Alaca yaşananları İHA muhabirine anlattı: “Enkazda çalışma yaparken bir ses duyduk. İdil’le göz göze geldik. Enkazı biraz ayıkladıktan sonra çocuğun gayet sağlığı yerindeydi. Adını sordum, yaşını sordum hepsini söyledi. Bizden bir isteğiniz var mı diye sorduğumda, ‘Ben susadım su istiyorum’ dedi. Sağlık durumu nedeniyle su vermedik. Müdahale ederek uzun bir çalışmanın ardından İdil’i bulunduğu yerden çıkardık.”
‘Sadece ayağı sıkışmış’
Alaca, İdil’i sağ görünce şaşırdığını belirterek şöyle devam etti: “İdil’i ilk gördüğümde şok oldum. 58 saat sonra bir canlının çıkması gerçekten heyecanlı bir andı. Sadece ayağını çekyat sıkıştırmış, Ezik yada zedelenme yoktu ilk baktığımızda.”

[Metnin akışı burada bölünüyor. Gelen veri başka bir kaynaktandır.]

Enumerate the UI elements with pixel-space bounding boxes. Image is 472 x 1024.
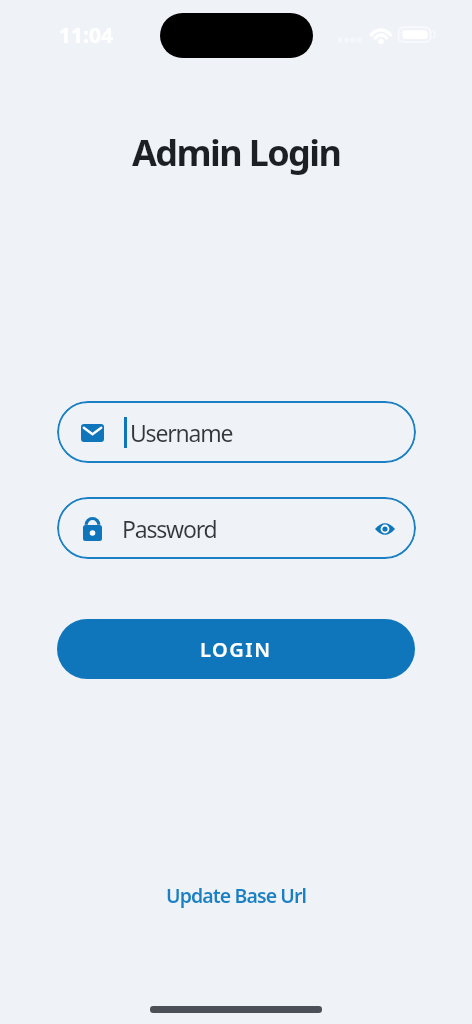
- staticText: LOGIN: [200, 636, 272, 663]
- button[interactable]: LOGIN: [57, 619, 415, 679]
- staticText: Username: [130, 417, 233, 448]
- staticText: Update Base Url: [166, 882, 307, 909]
- button[interactable]: Password: [57, 497, 416, 559]
- staticText: Password: [122, 513, 217, 544]
- button[interactable]: Username: [57, 401, 416, 463]
- button[interactable]: Update Base Url: [166, 882, 307, 909]
- staticText: Admin Login: [132, 128, 341, 177]
- staticText: 11:04: [59, 21, 113, 50]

İdil’in hemen yanı başında kardeşi İpek’ın olduğunu anlatan Alaca, “İdil, ‘Kardeşim var, öldü’ dedi. Kardeşi ile yan yanalardı. Kardeşi öldüğünde onu izlemiş. İdil çekyatta sırt üstü yatıyordu, sol tarafında kardeşi İpek oturur vaziyetteydi. İdil’in, ‘İtfaiye amca kardeşim öldü’ demesi yüreklerimizi sızlattı.”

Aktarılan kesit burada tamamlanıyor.